La viticulture hongroise a suivi le même cycle : la vie – la mort et la résurrection. Toutefois, la destruction la plus tragique de l’histoire de la Hongrie fut celle perpétrée par l’occupation russe et les 45 ans de terreur du régime communiste entre 1945 et 1990. Cette destruction insensée avait non seulement des conséquences matérielles mais aussi des conséquences spirituelles et morales terribles, qui ont traumatisé l’âme du pays et la psyché collective du peuple. Cette fois, le rétablissement est beaucoup plus difficile : il est plus facile de reconstruire des immeubles, des routes, des institutions que de rétablir et de guérir la santé psychique et morale du peuple. Les vignobles et les vins hongrois ont énormément souffert à cause de l’idéologie collectiviste qui, en favorisant l’état d’esprit de la production industrielle et du nivellement vers le bas, a énormément nui à leur qualité.
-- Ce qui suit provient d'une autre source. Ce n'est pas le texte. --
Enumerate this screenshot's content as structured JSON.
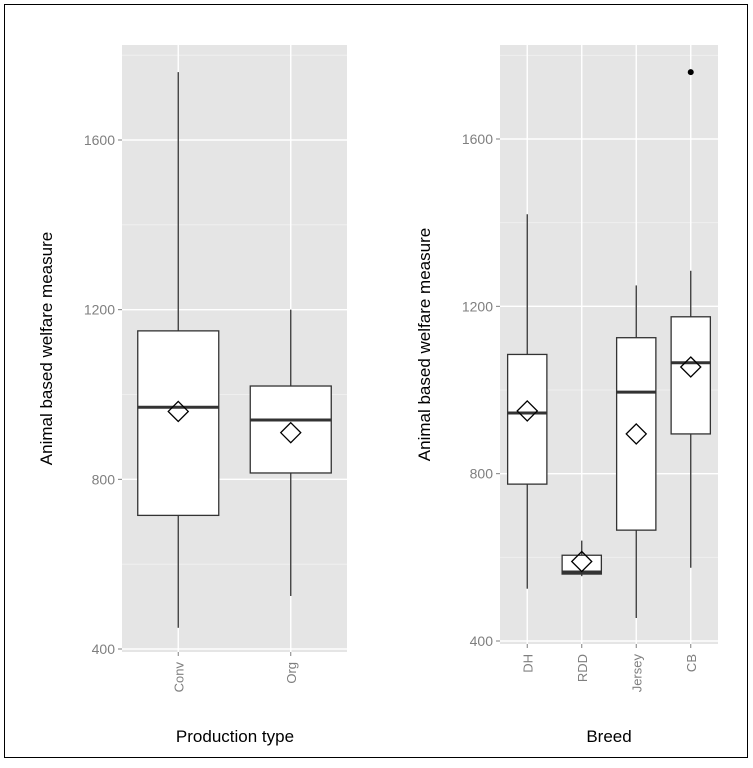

Ils sont devenus des breuvages tristes, manipulés et falsifiés par la dictature du prolétariat. Par un miracle extraordinaire, après la chute du régime communiste, c’est la viticulture hongroise qui a été la première à montrer l’exemple, non seulement pour l’économie du pays mais aussi pour la psyché malade du peuple hongrois. Comme l’oiseau miracle qu’est le phoenix, les vins hongrois se sont ressuscités et ils ont pris résolument le chemin montant des vins nobles de qualité.

Aujourd’hui, il y a déjà un grand nombre de producteurs aussi bien à Tokaj (Arvay, Royal Tokaj, Mercatus Disznokö, Oremus, Laszlo, Szepsy, Dusoczky), à Villany (Tiffan, Gere, Bock), à Szekszard (Vesztergombi Takler) ; dans la région du Lac Balton (Szeremley, Jasdy, Légli) qu’à Eger(Gal Thummerer, Vince), à Hajos Baja (Sümegi), à Somlo (Fehérvary,Györgykovacs, Tornai, Fekete) qui produisent des vins de qualité remarquable. Les vins hongrois sont non seulement des vins de la

résurrection, mais aussi des ferments et des indicateurs symboliques de la résurrection spirituelle de tout un peuple. Dans l’esprit du vin hongrois, on retrouve donc la synthèse métaphysique de la vie, de la mort et de la renaissance. L’étymologie du mot hongrois «bor», signifiant aussi bien vin que résurrection, constitue donc la structure spirituelle de l’esprit du vin hongrois, qui exprime aussi bien le feu et la passion du caractère hongrois, le feu du terroir volcanique, la vitalité, la force, la gentillesse et l’hospitalité d’un peuple qui a dû survivre une série de cataclysmes que l’individualisme, la vaillance, la combativité des ancêtres cavaliers, l’amour et le respect de Dieu et de l’environnement transcendantal et naturel d’anciennes religions hongroises, la foi dans la justice divine réglant le cycle de la vie, de la mort et de la résurrection et la fidélité aux traditions et à l’héritage spirituel des ancêtres. Les meilleurs producteurs des vignobles les plus prestigieux de la Hongrie, des producteurs de Tokaj, ont constitué en 1994 une association appelée Tokaj-Renaissance, soulignant l’idée de la résurrection et le nouveau départ des vins de Tokaj, exprimant l’esprit de résurrection de l’ensemble des vins hongrois.